Le taux d’occupation des maisons d’arrêt est en moyenne de 141%, 200% pour certaines d’entre elles, 120% pour la maison d’arrêt agenaise, dont près de 30% sont en détention provisoire, non condamnés.

Nous devons donc changer ce système qui ne protège plus suffisamment, qui mine le personnel pénitentiaire et empêche ceux qui le pourraient de se réinsérer. Ainsi le gouvernement propose de mettre en œuvre deux nouvelles dispositions :

  • Le dossier unique de personnalité : ce dossier existe déjà pour les mineurs, il permet que les informations glanées au fil des enquêtes ou des procédures sur une personne ne soient pas perdues mais puissent être réutilisées lors du procès.
  • Le Mandat de dépôt différé : il permettrait à une personne considérée comme non dangereuse, qui a commis une faute, de pouvoir « mettre de l’ordre dans ses affaires » avant d’être incarcérée pour, soit sauver son emploi, soit mettre à l’abri sa famille.
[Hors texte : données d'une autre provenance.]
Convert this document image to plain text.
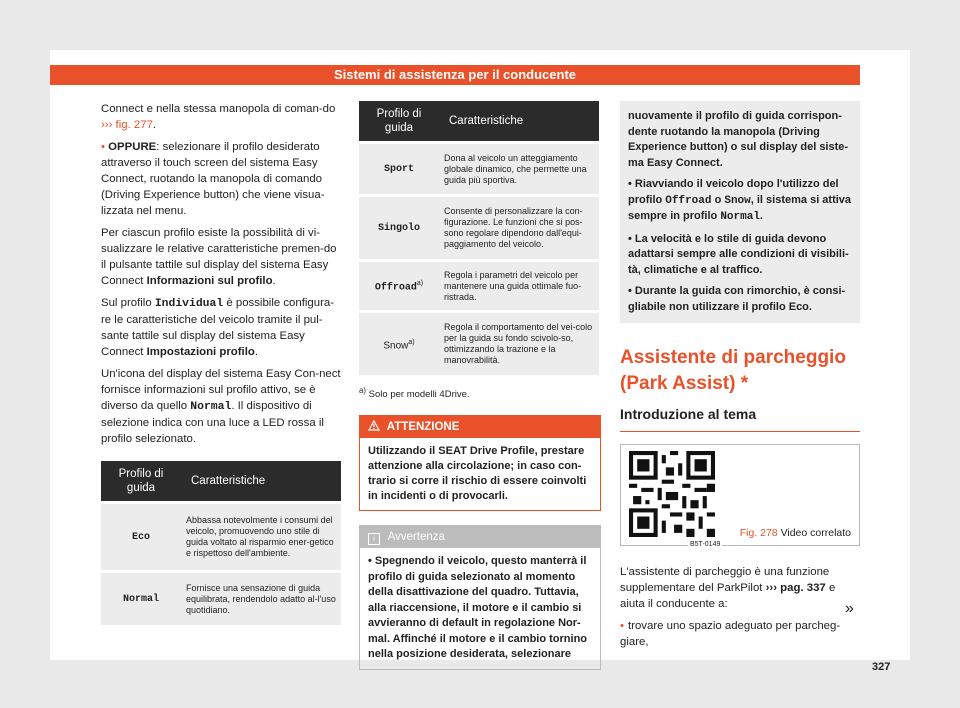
Sistemi di assistenza per il conducente

Connect e nella stessa manopola di coman-do ››› fig. 277.

• OPPURE: selezionare il profilo desiderato attraverso il touch screen del sistema Easy Connect, ruotando la manopola di comando (Driving Experience button) che viene visua-lizzata nel menu.

Per ciascun profilo esiste la possibilità di vi-sualizzare le relative caratteristiche premen-do il pulsante tattile sul display del sistema Easy Connect Informazioni sul profilo.

Sul profilo Individual è possibile configura-re le caratteristiche del veicolo tramite il pul-sante tattile sul display del sistema Easy Connect Impostazioni profilo.

Un'icona del display del sistema Easy Con-nect fornisce informazioni sul profilo attivo, se è diverso da quello Normal. Il dispositivo di selezione indica con una luce a LED rossa il profilo selezionato.

Profilo di guida	Caratteristiche
Eco	Abbassa notevolmente i consumi del veicolo, promuovendo uno stile di guida voltato al risparmio ener-getico e rispettoso dell'ambiente.
Normal	Fornisce una sensazione di guida equilibrata, rendendolo adatto al-l'uso quotidiano.
Profilo di guida	Caratteristiche
Sport	Dona al veicolo un atteggiamento globale dinamico, che permette una guida più sportiva.
Singolo	Consente di personalizzare la con-figurazione. Le funzioni che si pos-sono regolare dipendono dall'equi-paggiamento del veicolo.
Offroad$^{a)}$	Regola i parametri del veicolo per mantenere una guida ottimale fuo-ristrada.
Snow$^{a)}$	Regola il comportamento del vei-colo per la guida su fondo scivolo-so, ottimizzando la trazione e la manovrabilità.
$^{a)}$ Solo per modelli 4Drive.
ATTENZIONE
Utilizzando il SEAT Drive Profile, prestare attenzione alla circolazione; in caso con-trario si corre il rischio di essere coinvolti in incidenti o di provocarli.
i Avvertenza
• Spegnendo il veicolo, questo manterrà il profilo di guida selezionato al momento della disattivazione del quadro. Tuttavia, alla riaccensione, il motore e il cambio si avvieranno di default in regolazione Nor-mal. Affinché il motore e il cambio tornino nella posizione desiderata, selezionare

nuovamente il profilo di guida corrispon-dente ruotando la manopola (Driving Experience button) o sul display del siste-ma Easy Connect.

• Riavviando il veicolo dopo l'utilizzo del profilo Offroad o Snow, il sistema si attiva sempre in profilo Normal.

• La velocità e lo stile di guida devono adattarsi sempre alle condizioni di visibili-tà, climatiche e al traffico.

• Durante la guida con rimorchio, è consi-gliabile non utilizzare il profilo Eco.

Assistente di parcheggio (Park Assist) *
Introduzione al tema
B5T-0149
Fig. 278 Video correlato

L'assistente di parcheggio è una funzione supplementare del ParkPilot ››› pag. 337 e aiuta il conducente a:

• trovare uno spazio adeguato per parcheg-giare,

»
327
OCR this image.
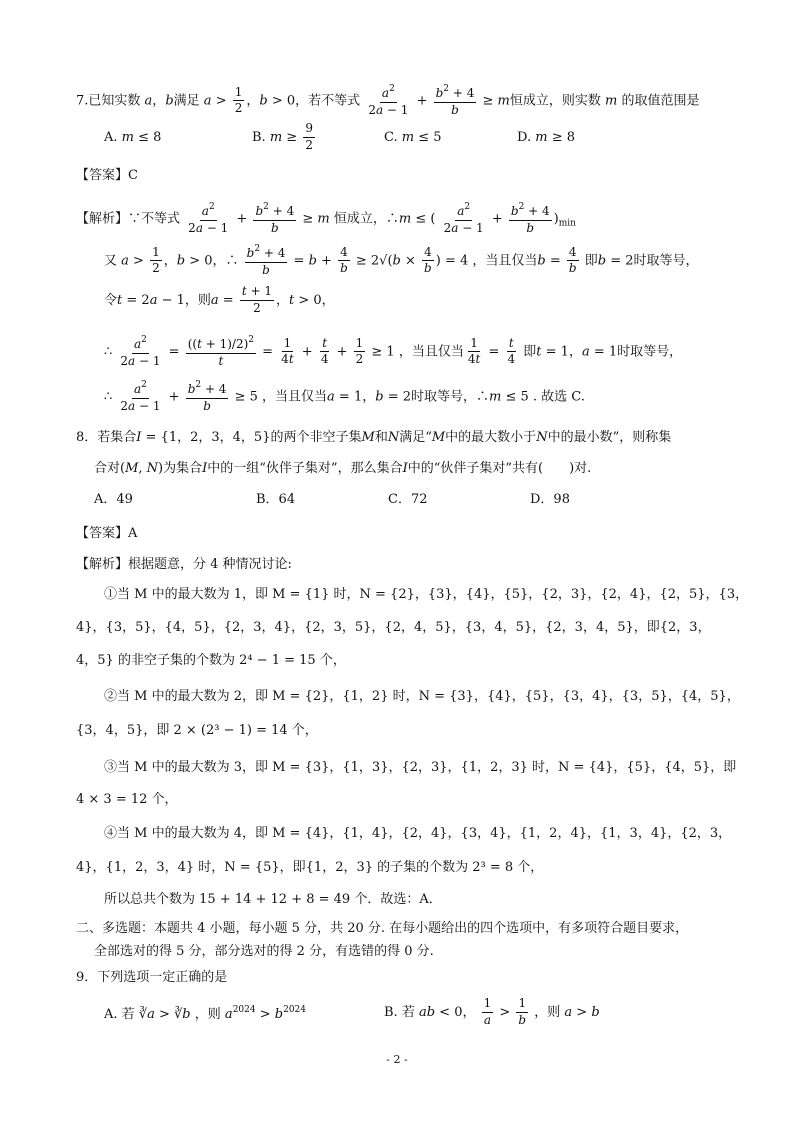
7.已知实数 a，b满足 $a > \frac{1}{2}$ ，b > 0，若不等式 $\frac{a^2}{2a - 1} + \frac{b^2 + 4}{b} \ge m$恒成立，则实数 m 的取值范围是
A. m ≤ 8	B. $m \ge \frac{9}{2}$	C. m ≤ 5	D. m ≥ 8
【答案】C
【解析】∵不等式 $\frac{a^2}{2a - 1} + \frac{b^2 + 4}{b} \ge m$ 恒成立，∴m ≤ ( $\frac{a^2}{2a - 1} + \frac{b^2 + 4}{b} )_{min}$
又 $a > \frac{1}{2}$ ，b > 0，∴ $\frac{b^2 + 4}{b} = b + \frac{4}{b} \ge 2√(b \times \frac{4}{b}$ ) = 4 ，当且仅当$b = \frac{4}{b}$ 即b = 2时取等号，
令t = 2a − 1，则$a = \frac{t + 1}{2}$ ，t > 0，
∴ $\frac{a^2}{2a - 1} = \frac{((t + 1)/2)^2}{t} = \frac{1}{4t} + \frac{t}{4} + \frac{1}{2} \ge 1$ ，当且仅当 $\frac{1}{4t} = \frac{t}{4}$ 即t = 1，a = 1时取等号，
∴ $\frac{a^2}{2a - 1} + \frac{b^2 + 4}{b} \ge 5$ ，当且仅当a = 1，b = 2时取等号，∴m ≤ 5 . 故选 C.
8．若集合I = {1，2，3，4，5}的两个非空子集M和N满足“M中的最大数小于N中的最小数”，则称集
合对(M, N)为集合I中的一组“伙伴子集对”，那么集合I中的“伙伴子集对”共有(　　)对.
A．49	B．64	C．72	D．98
【答案】A
【解析】根据题意，分 4 种情况讨论:
①当 M 中的最大数为 1，即 M = {1} 时，N = {2}，{3}，{4}，{5}，{2，3}，{2，4}，{2，5}，{3，
4}，{3，5}，{4，5}，{2，3，4}，{2，3，5}，{2，4，5}，{3，4，5}，{2，3，4，5}，即{2，3，
4，5} 的非空子集的个数为 2⁴ − 1 = 15 个，
②当 M 中的最大数为 2，即 M = {2}，{1，2} 时，N = {3}，{4}，{5}，{3，4}，{3，5}，{4，5}，
{3，4，5}，即 2 × (2³ − 1) = 14 个，
③当 M 中的最大数为 3，即 M = {3}，{1，3}，{2，3}，{1，2，3} 时，N = {4}，{5}，{4，5}，即
4 × 3 = 12 个，
④当 M 中的最大数为 4，即 M = {4}，{1，4}，{2，4}，{3，4}，{1，2，4}，{1，3，4}，{2，3，
4}，{1，2，3，4} 时，N = {5}，即{1，2，3} 的子集的个数为 2³ = 8 个，
所以总共个数为 15 + 14 + 12 + 8 = 49 个．故选：A．
二、多选题：本题共 4 小题，每小题 5 分，共 20 分. 在每小题给出的四个选项中，有多项符合题目要求，
全部选对的得 5 分，部分选对的得 2 分，有选错的得 0 分.
9．下列选项一定正确的是
A. 若 ∛a > ∛b ，则 $a^{2024} > b^{2024}$	B. 若 ab < 0， $\frac{1}{a} > \frac{1}{b}$ ，则 a > b
- 2 -
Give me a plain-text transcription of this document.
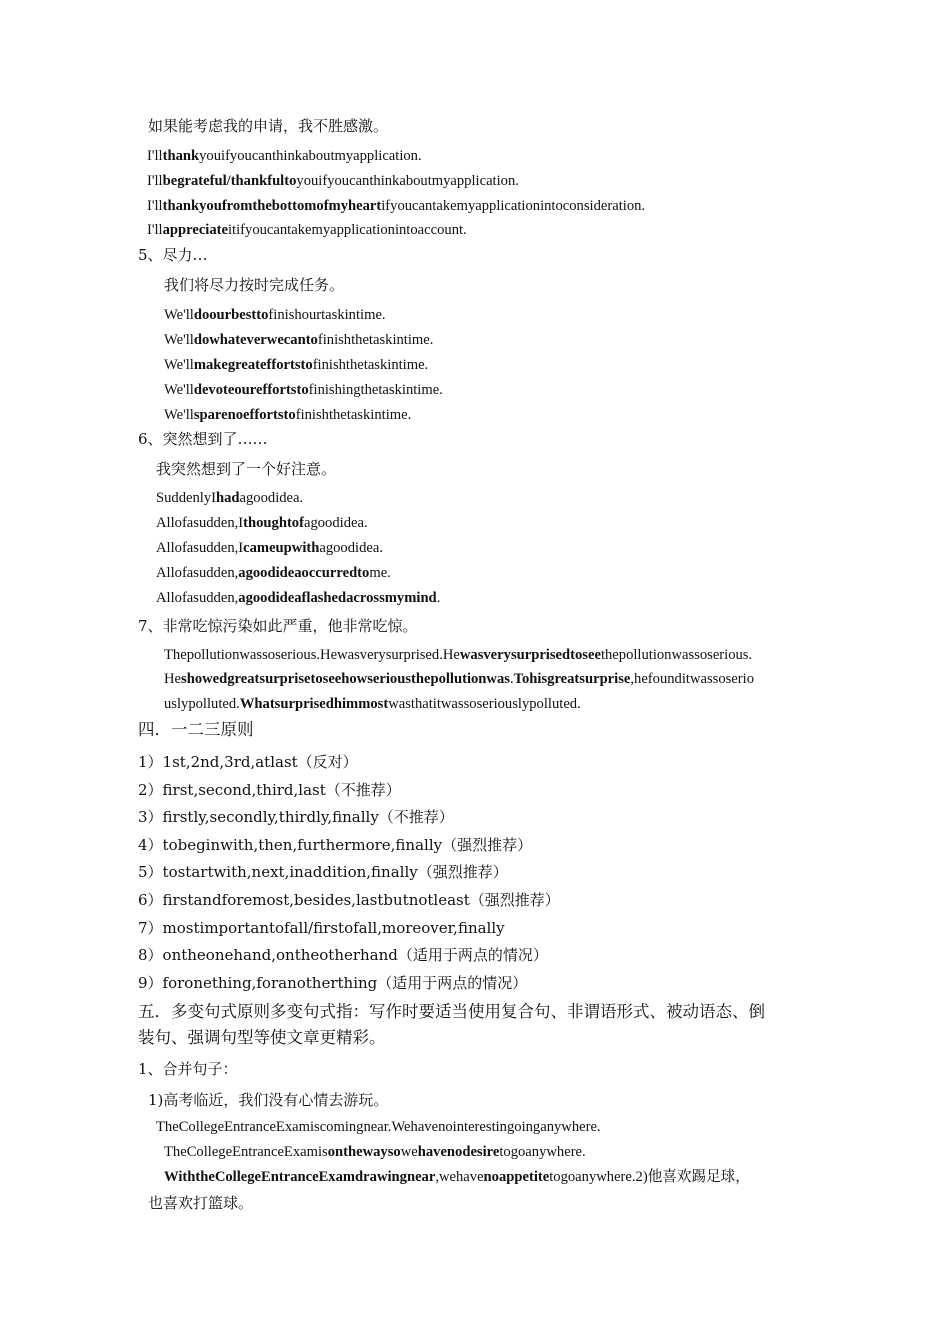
如果能考虑我的申请，我不胜感激。
I'llthankyouifyoucanthinkaboutmyapplication.
I'llbegrateful/thankfultoyouifyoucanthinkaboutmyapplication.
I'llthankyoufromthebottomofmyheartifyoucantakemyapplicationintoconsideration.
I'llappreciateitifyoucantakemyapplicationintoaccount.
5、尽力…
我们将尽力按时完成任务。
We'lldoourbesttofinishourtaskintime.
We'lldowhateverwecantofinishthetaskintime.
We'llmakegreateffortstofinishthetaskintime.
We'lldevoteoureffortstofinishingthetaskintime.
We'llsparenoeffortstofinishthetaskintime.
6、突然想到了……
我突然想到了一个好注意。
SuddenlyIhadagoodidea.
Allofasudden,Ithoughtofagoodidea.
Allofasudden,Icameupwithagoodidea.
Allofasudden,agoodideaoccurredtome.
Allofasudden,agoodideaflashedacrossmymind.
7、非常吃惊污染如此严重，他非常吃惊。
Thepollutionwassoserious.Hewasverysurprised.Hewasverysurprisedtoseethepollutionwassoserious.
Heshowedgreatsurprisetoseehowseriousthepollutionwas.Tohisgreatsurprise,hefounditwassoserio
uslypolluted.Whatsurprisedhimmostwasthatitwassoseriouslypolluted.
四．一二三原则
1）1st,2nd,3rd,atlast（反对）
2）first,second,third,last（不推荐）
3）firstly,secondly,thirdly,finally（不推荐）
4）tobeginwith,then,furthermore,finally（强烈推荐）
5）tostartwith,next,inaddition,finally（强烈推荐）
6）firstandforemost,besides,lastbutnotleast（强烈推荐）
7）mostimportantofall/firstofall,moreover,finally
8）ontheonehand,ontheotherhand（适用于两点的情况）
9）foronething,foranotherthing（适用于两点的情况）
五．多变句式原则多变句式指：写作时要适当使用复合句、非谓语形式、被动语态、倒
装句、强调句型等使文章更精彩。
1、合并句子：
1)高考临近，我们没有心情去游玩。
TheCollegeEntranceExamiscomingnear.Wehavenointerestingoinganywhere.
TheCollegeEntranceExamisonthewaysowehavenodesiretogoanywhere.
WiththeCollegeEntranceExamdrawingnear,wehavenoappetitetogoanywhere.2)他喜欢踢足球，
也喜欢打篮球。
Par ailleurs le gouvernement souhaite également mettre un terme à l’automaticité pour les peines inférieures à un an. « La sanction qui protège la société n’est pas celle qui consiste à vous faire perdre votre emploi et vous pousser sans douter encore vers davantage de déviance » comme l’a rappelé le Président.

Cette nouvelle politique de la peine permettra de faire preuve tout à la fois de la fermeté nécessaire pour protéger les citoyens en luttant contre la récidive, en écartant les personnes qui doivent l’être parce qu’elles ont commis des faits qui le justifient, en oubliant ni les victimes ni les condamnés, mais en ayant une approche tout à la fois plus pragmatique et conforme à cette nouvelle philosophie.

Ainsi l’effectivité garantit que la peine ait du sens pour les victimes, pour la société et même pour les coupables eux-mêmes dans un processus de rédemption dont ils saisissent la portée symbolique et physique. L’effectivité des peines, c’est donc de repenser la manière dont on les décide, dont on les applique et d’en refonder en quelque sorte la philosophie profonde.

Mais il est également question de dignité, ce qui consiste à chaque instant à se rappeler que le détenu est un individu simplement privé de liberté mais pas privé des autres droits qui sont les siens et qui a vocation à se réintégrer pleinement dans la vie de la société

La prison doit être un temps utile et un lieu de dignité, d’où découle la fonction éducative de la peine, mais surtout de la protection de la société dans la durée. Aujourd’hui un individu incarcéré connait une activité moyenne de 3h34 au quotidien pour 24 minutes le week-end. En 2000, 46,5% des détenus avaient une activité. Aujourd’hui, c’est 29% d’entre eux. Des initiatives vont donc être lancées pour que d’une façon générale l’activité soit au cœur de la peine, qu’il s’agisse de travail ou de formation, mais également de la capacité à offrir aux condamnés la possibilité de réintégrer pleinement la communauté nationale.

Le droit du travail doit pouvoir s’appliquer aux détenus. Le détenu qui travaille au sein de l’administration pénitentiaire soit en lien contractuel avec des garanties qui s’y attachent, et non plus avec un acte unilatéral avec la négation de tous les droits.

Cette application du droit du travail serait couplée à l’accroissement des travaux d’intérêt général, avec notamment la création d’une agence de travaux d’intérêts généraux : peine significative, contraignante et synonyme de réintégration dans la société par le travail pour le condamné.

Le travail d’intérêt général ne représente aujourd’hui que 6% des peines prononcées, alors qu’il a un taux d’exécution de 80% et que, comme l’ont montré les études récentes, le taux de récidive est de 61% pour les sortants de prison analysés dans une cohorte comparable contre 34% pour les bénéficiaires d’un travail d’intérêt général avec les mêmes peines.

Tant de propositions, de solutions, pour le bien fait de tous, des solutions visant à une meilleur accompagnant suivi d’une meilleure réinsertion dans la société des individus incarcérés, dans le but d’éviter la récidive.